Ya en 2008, en un artículo académico sobre los colores y los nombres de los enemigos en las guerras civiles, el historiador Canal empezó a investigar sobre el asunto. No debía pensarse que era trivial, decía entonces y repite ahora. Lo sería si se abordaba de manera descontextualizada, obviando que lo aparentemente menor, bien analizado, puede revelar lo más significativo. Bleu. Histoire d’une couleur, de Michel Pastoureau, lo había demostrado en 2000. Un color adquiere significación no solo cuando describe, sobre todo cuando identifica o estigmatiza. Al pueblo, a la nación, a los reyes. Desde la Revolución Francesa, por oposición al rojo popular, la sangre azul era la aristocrática. ¿Todavía hoy? Más fútbol y política. No fue casual que Felipe VI llevase una corbata verde en la final de la Copa del Rey de 2017. Era, según Canal, “un silencioso grito de afirmación” monárquica que empezó a ser habitual cuando empezaron a generalizarse las críticas a su padre. En realidad, nada nuevo. “Desde la década de 1820 color era sinónimo, en tierras hispánicas, de opinión, partido o facción política”. En 1865 circulaba ¡Alerta, pueblo español! Folleto de actualidad que deben leer los blancos, los negros y los rojos, análisis de los cinco principales partidos y donde podía leerse que en unos y otros había “intrigantes de todos los colores”.

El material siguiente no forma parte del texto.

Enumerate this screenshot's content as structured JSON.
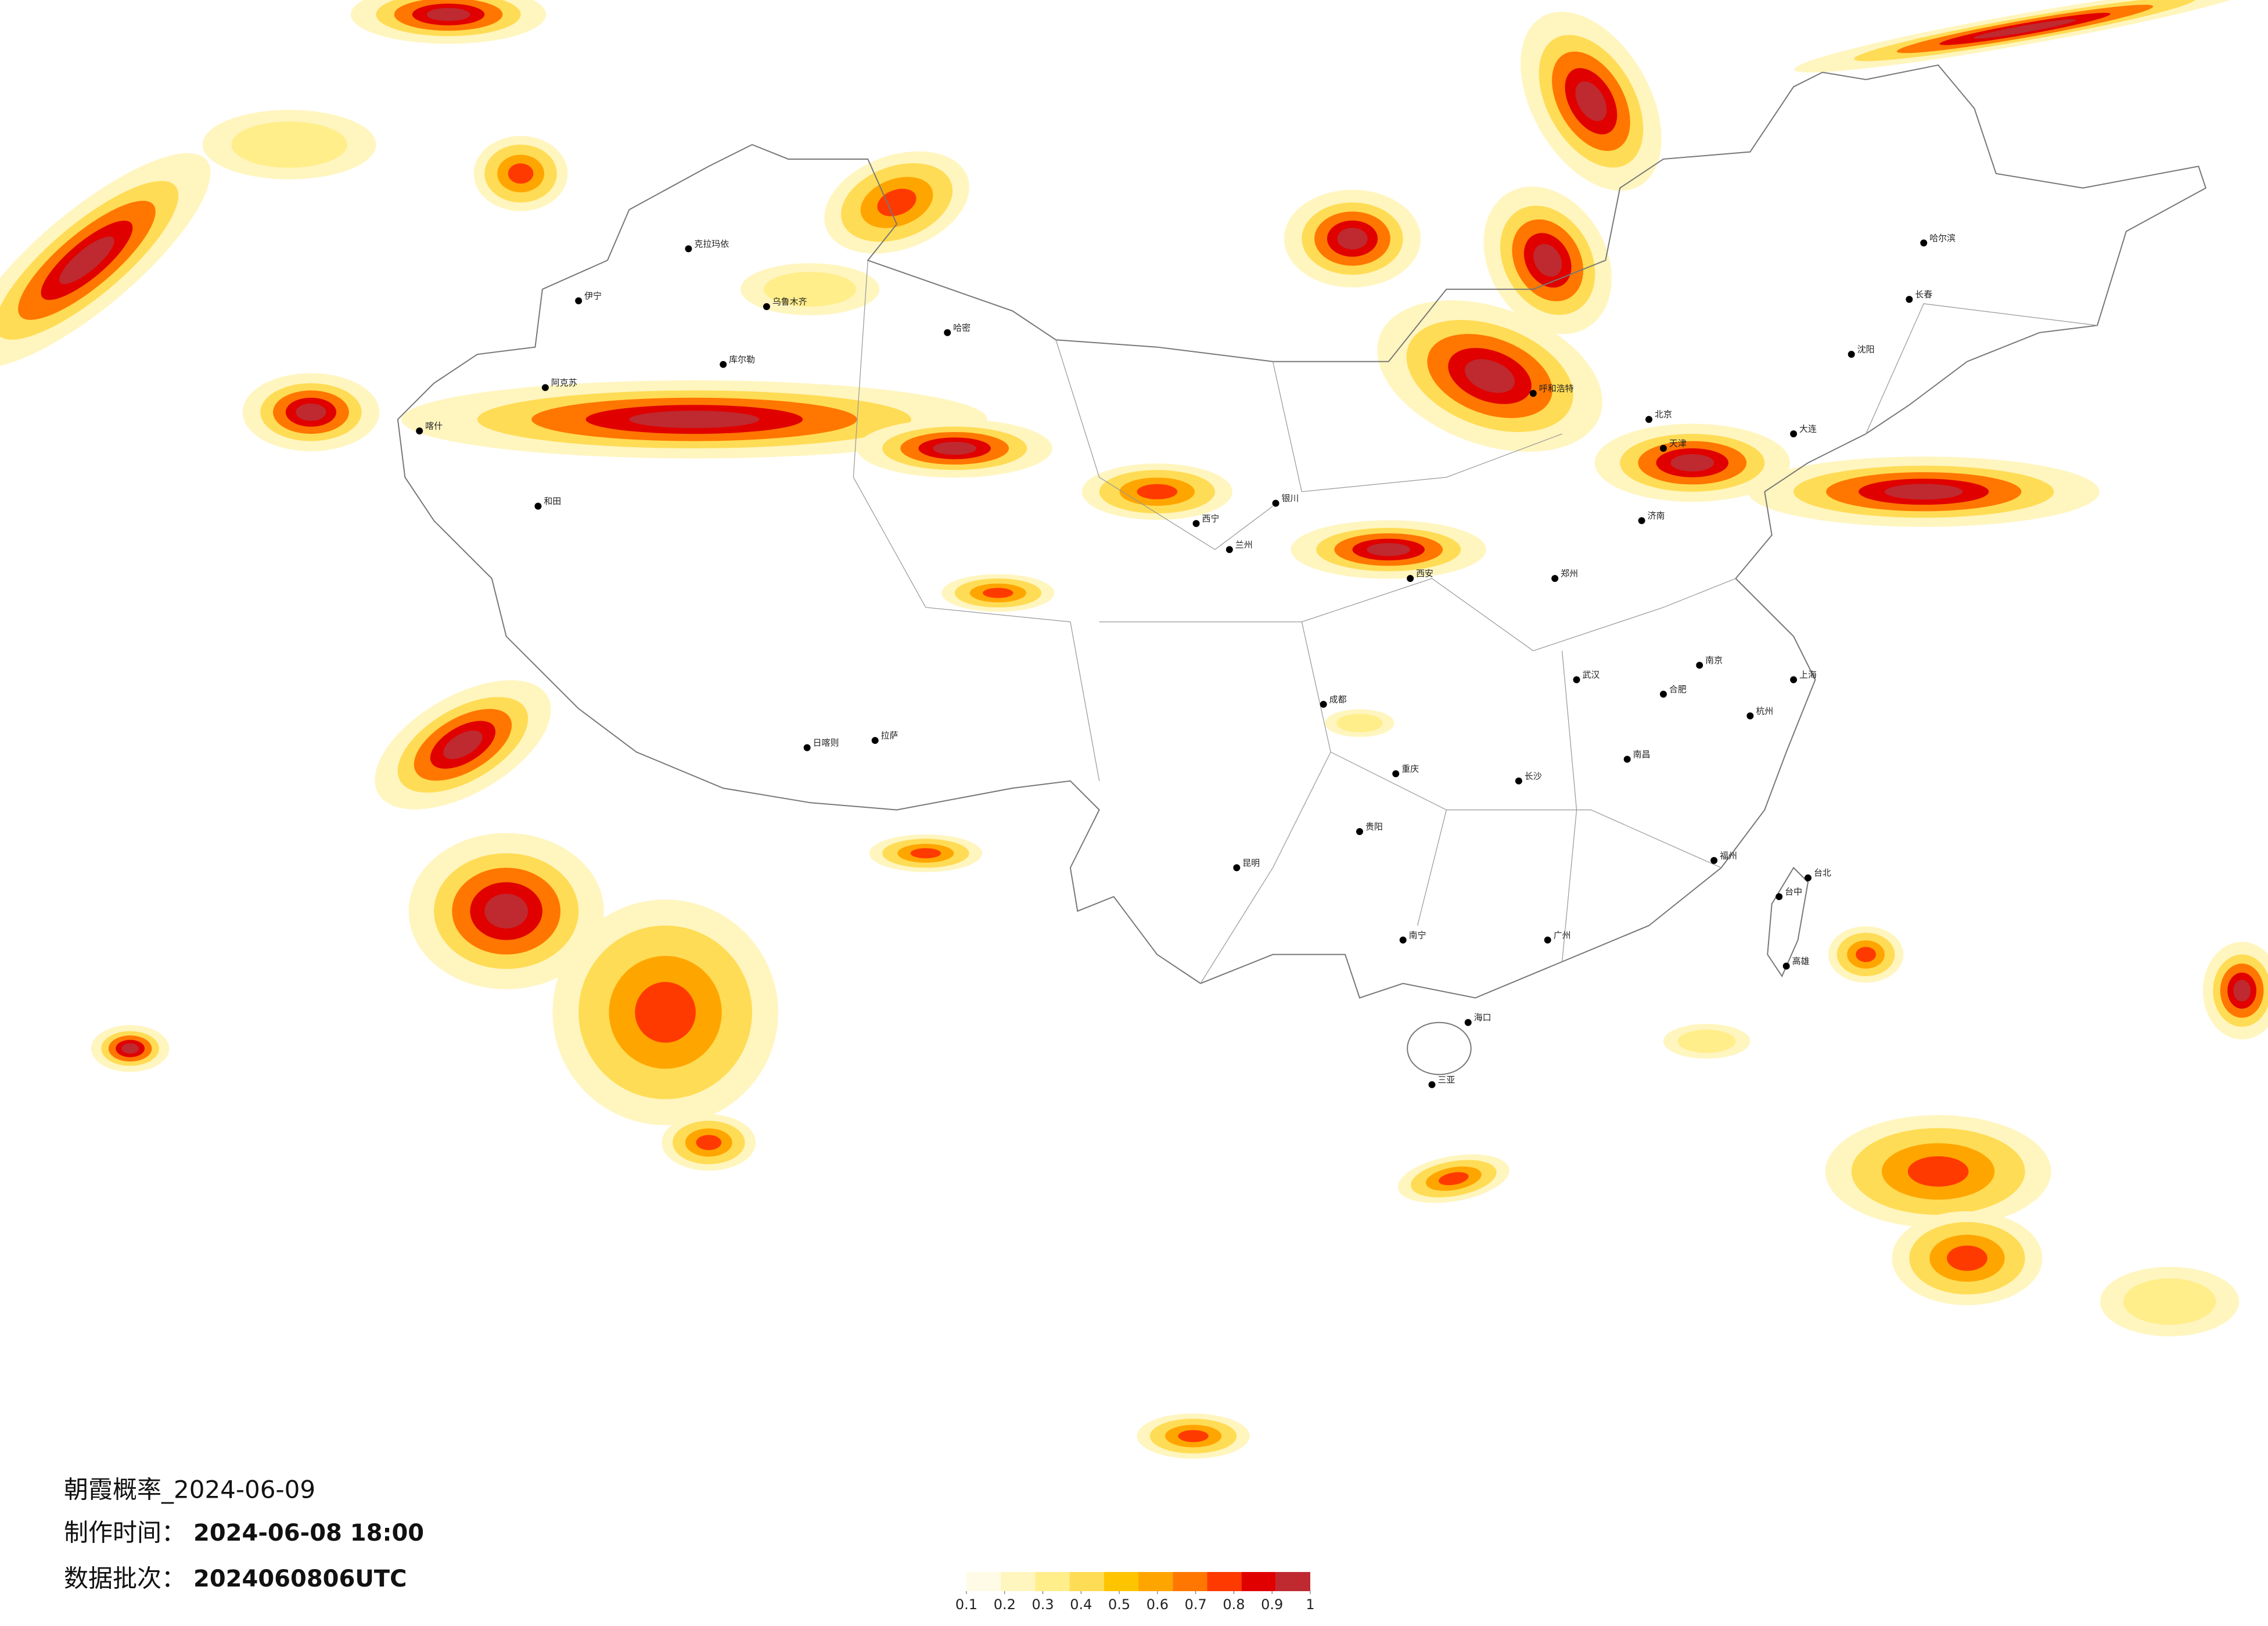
{
  "title": "朝霞概率_2024-06-09",
  "info": [
    {
      "label": "制作时间：",
      "value": "2024-06-08 18:00"
    },
    {
      "label": "数据批次：",
      "value": "2024060806UTC"
    }
  ],
  "colorbar": {
    "colors": [
      "#fffbe6",
      "#fff5bf",
      "#ffee8a",
      "#ffdc55",
      "#ffc400",
      "#ffa500",
      "#ff7700",
      "#ff3a00",
      "#e00000",
      "#be2a30"
    ],
    "ticks": [
      0.1,
      0.2,
      0.3,
      0.4,
      0.5,
      0.6,
      0.7,
      0.8,
      0.9,
      1
    ]
  },
  "cities": [
    "克拉玛依",
    "乌鲁木齐",
    "哈密",
    "伊宁",
    "阿克苏",
    "喀什",
    "和田",
    "库尔勒",
    "拉萨",
    "日喀则",
    "西宁",
    "兰州",
    "银川",
    "呼和浩特",
    "北京",
    "天津",
    "哈尔滨",
    "长春",
    "沈阳",
    "大连",
    "济南",
    "郑州",
    "西安",
    "成都",
    "重庆",
    "武汉",
    "长沙",
    "南昌",
    "杭州",
    "上海",
    "南京",
    "合肥",
    "福州",
    "贵阳",
    "昆明",
    "南宁",
    "广州",
    "海口",
    "三亚",
    "台北",
    "台中",
    "高雄"
  ]
}
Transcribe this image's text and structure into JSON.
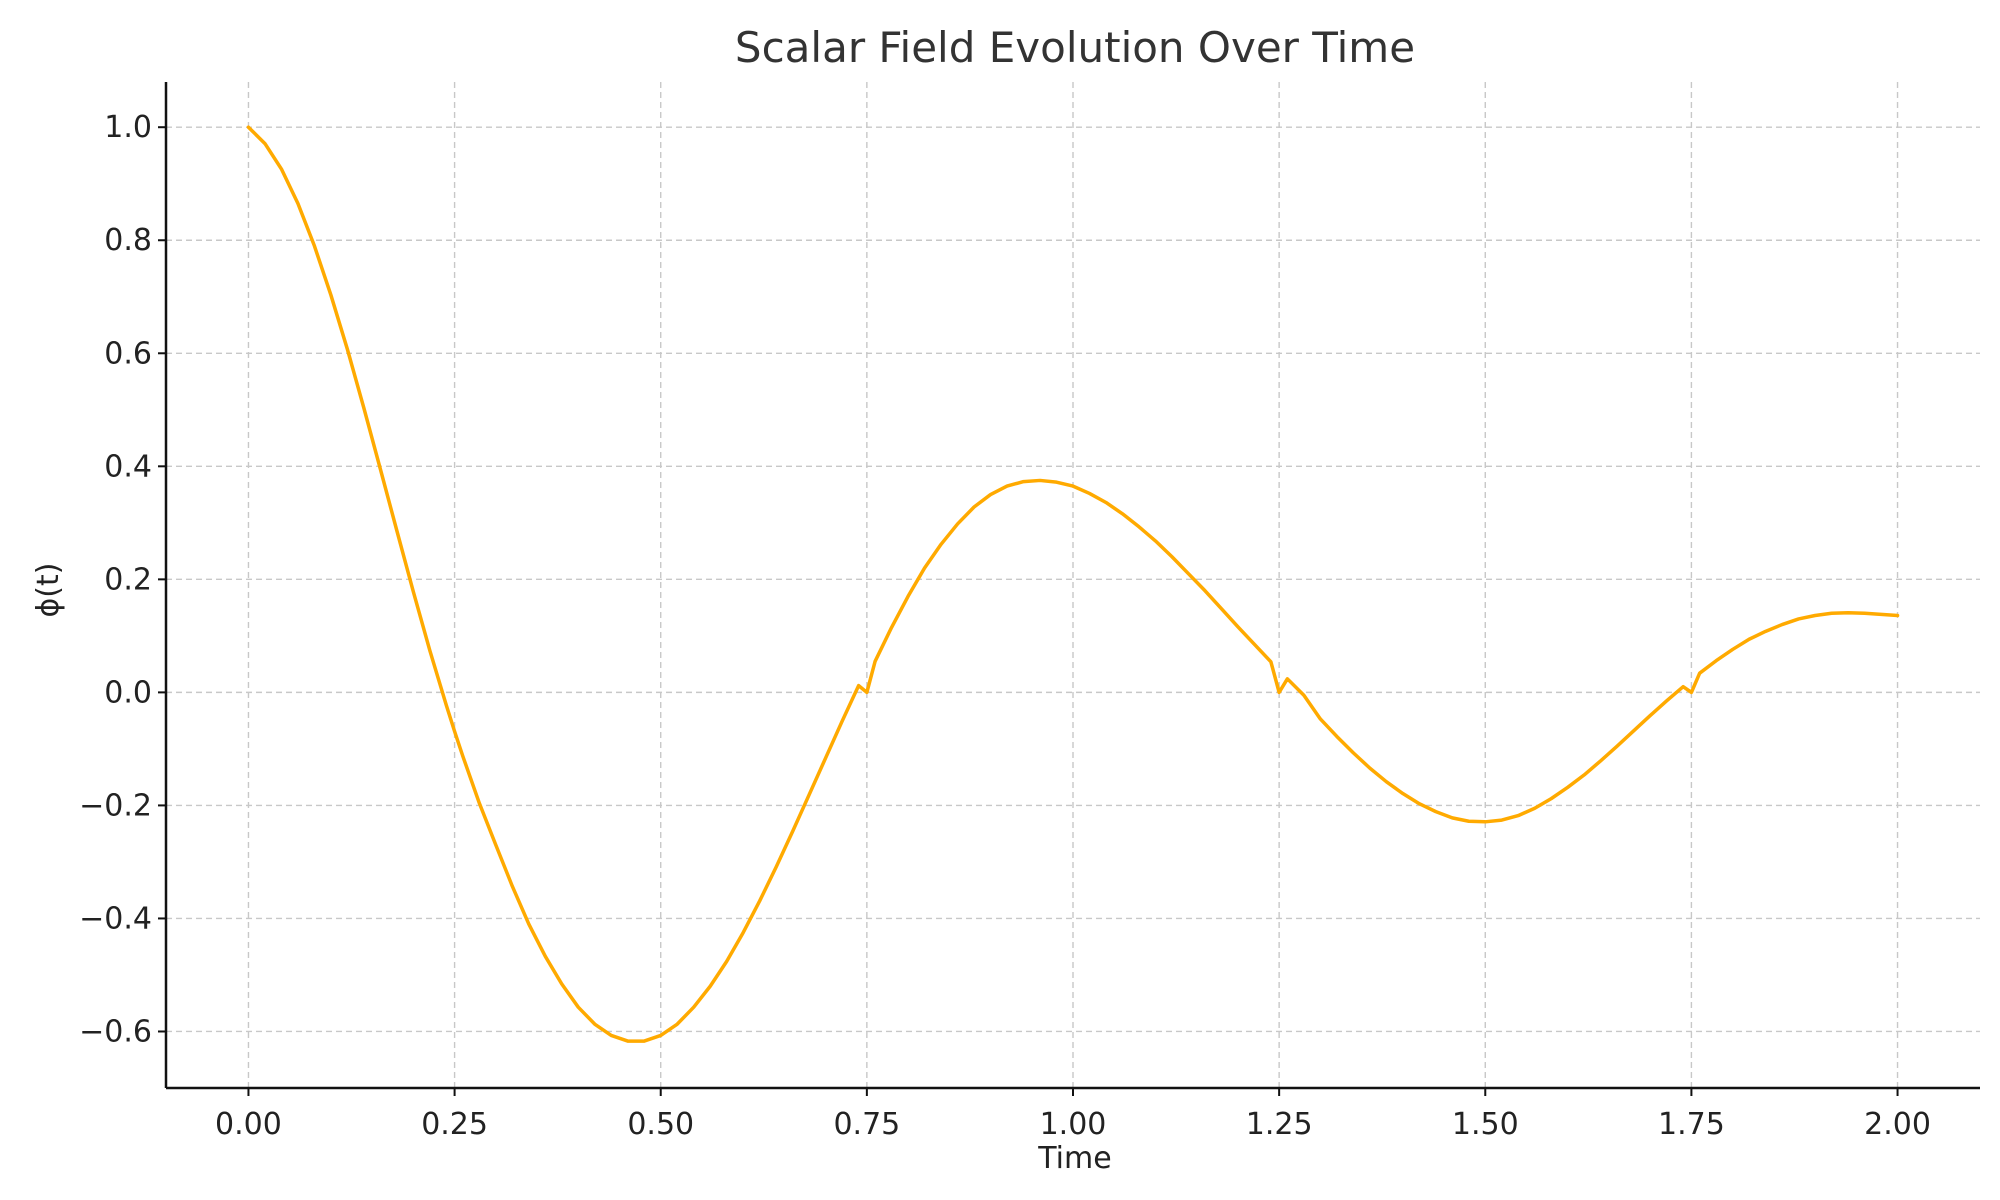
{
  "chart_data": {
    "type": "line",
    "title": "Scalar Field Evolution Over Time",
    "xlabel": "Time",
    "ylabel": "ϕ(t)",
    "xlim": [
      -0.1,
      2.1
    ],
    "ylim": [
      -0.7,
      1.08
    ],
    "xticks": [
      0.0,
      0.25,
      0.5,
      0.75,
      1.0,
      1.25,
      1.5,
      1.75,
      2.0
    ],
    "xtick_labels": [
      "0.00",
      "0.25",
      "0.50",
      "0.75",
      "1.00",
      "1.25",
      "1.50",
      "1.75",
      "2.00"
    ],
    "yticks": [
      -0.6,
      -0.4,
      -0.2,
      0.0,
      0.2,
      0.4,
      0.6,
      0.8,
      1.0
    ],
    "ytick_labels": [
      "−0.6",
      "−0.4",
      "−0.2",
      "0.0",
      "0.2",
      "0.4",
      "0.6",
      "0.8",
      "1.0"
    ],
    "grid": true,
    "line_color": "#FFAA00",
    "series": [
      {
        "x": [
          0.0,
          0.02,
          0.04,
          0.06,
          0.08,
          0.1,
          0.12,
          0.14,
          0.16,
          0.18,
          0.2,
          0.22,
          0.24,
          0.25,
          0.26,
          0.28,
          0.3,
          0.32,
          0.34,
          0.36,
          0.38,
          0.4,
          0.42,
          0.44,
          0.46,
          0.48,
          0.5,
          0.52,
          0.54,
          0.56,
          0.58,
          0.6,
          0.62,
          0.64,
          0.66,
          0.68,
          0.7,
          0.72,
          0.74,
          0.75,
          0.76,
          0.78,
          0.8,
          0.82,
          0.84,
          0.86,
          0.88,
          0.9,
          0.92,
          0.94,
          0.96,
          0.98,
          1.0,
          1.02,
          1.04,
          1.06,
          1.08,
          1.1,
          1.12,
          1.14,
          1.16,
          1.18,
          1.2,
          1.22,
          1.24,
          1.25,
          1.26,
          1.28,
          1.3,
          1.32,
          1.34,
          1.36,
          1.38,
          1.4,
          1.42,
          1.44,
          1.46,
          1.48,
          1.5,
          1.52,
          1.54,
          1.56,
          1.58,
          1.6,
          1.62,
          1.64,
          1.66,
          1.68,
          1.7,
          1.72,
          1.74,
          1.75,
          1.76,
          1.78,
          1.8,
          1.82,
          1.84,
          1.86,
          1.88,
          1.9,
          1.92,
          1.94,
          1.96,
          1.98,
          2.0
        ],
        "y": [
          1.0,
          0.971,
          0.926,
          0.865,
          0.79,
          0.703,
          0.607,
          0.503,
          0.395,
          0.286,
          0.178,
          0.074,
          -0.023,
          -0.069,
          -0.113,
          -0.196,
          -0.27,
          -0.343,
          -0.41,
          -0.467,
          -0.516,
          -0.557,
          -0.587,
          -0.607,
          -0.617,
          -0.617,
          -0.607,
          -0.587,
          -0.557,
          -0.52,
          -0.476,
          -0.425,
          -0.369,
          -0.309,
          -0.246,
          -0.181,
          -0.116,
          -0.051,
          0.012,
          0.0,
          0.055,
          0.115,
          0.17,
          0.22,
          0.262,
          0.298,
          0.328,
          0.35,
          0.365,
          0.373,
          0.375,
          0.372,
          0.365,
          0.352,
          0.336,
          0.316,
          0.293,
          0.268,
          0.24,
          0.21,
          0.18,
          0.148,
          0.116,
          0.085,
          0.054,
          0.0,
          0.024,
          -0.005,
          -0.047,
          -0.078,
          -0.107,
          -0.134,
          -0.158,
          -0.179,
          -0.197,
          -0.211,
          -0.222,
          -0.228,
          -0.229,
          -0.226,
          -0.218,
          -0.205,
          -0.188,
          -0.168,
          -0.146,
          -0.121,
          -0.095,
          -0.068,
          -0.041,
          -0.015,
          0.01,
          0.0,
          0.034,
          0.056,
          0.076,
          0.094,
          0.108,
          0.12,
          0.13,
          0.136,
          0.14,
          0.141,
          0.14,
          0.138,
          0.136
        ]
      }
    ]
  }
}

A la enseña rojiamarilla le costó medió siglo su plena nacionalización. Lo cuentan Moreno Luzón y Núñez Seixas, retomando argumentos de su libro Los colores de la patria. El proceso estuvo ligado a la pugna entre los liberales y los defensores de una monarquía tradicional o absoluta. Y se completó cuando el país se enfrentó con otros países. Su significado definitivo quedó fijado en pésimos versos destinados a honrar la bandera para exaltar a la ciudadanía. “De rojo y amarillo está partida; / dice el rojo del pueblo la fiereza; / el amarillo copia la riqueza / con que su fértil suelo nos convida”. España ya tenía su cromatismo, pero antes la paleta más maniquea había servido a batallas internas. Todavía no los rojos y los azules. Los blancos y los negros. En Madrid, tras la entrada de los Cien Mil Hijos de San Luis, las clases populares de la ciudad se entregaron a tres días de desgobierno, persiguieron a los liberales y saquearon sus propiedades. No tenían miedo porque se sabía con quién se identificaban: vestían de blanco. El negro era el color para estigmatizar a los liberales y, para curarse de espantos, el vicario general del obispado de Barcelona tomó una decisión inversa al racismo blackface: mandó pintar de blanco el rostro de la Moreneta de Montserrat.
A finales del siglo XIX, cuando la vivencia de la nación se injertó a la de decadencia alrededor de la pérdida de las colonias, el republicanismo consolidó la idea de que la bicolor no representaba a la nación sino a la monarquía. Esta crisis cromática alimentó dos vectores. Poco a poco la tricolor fue desplazando a la oficial, en especial a partir de la tercera década del siglo XX, simbolizando una España nueva. El morado tenía sus resonancias históricas: era la versión del nacionalismo liberal de la gesta comunera. Pero de fondo iba ganando intensidad una energía negativa a la hora de pensar el país que también encontró su color: la España negra dibujada por Darío de Regoyos. El imaginario asociado a la negritud en España lo explora Ucelay-Da Cal en unas páginas densas, como las de un Edward Said, para investigar sobre mitos, traumas y tabús que habrían configurado la españolidad. Ese habría sido nuestro color especial. Y, según Ucelay, esa identificación que representaba desde los jesuitas hasta la pobreza habría dejado de operar en el siglo XXI. ¿Dejamos de ser differents? Uno tiende a pensar que el Sabio de Hortaleza tenía razón.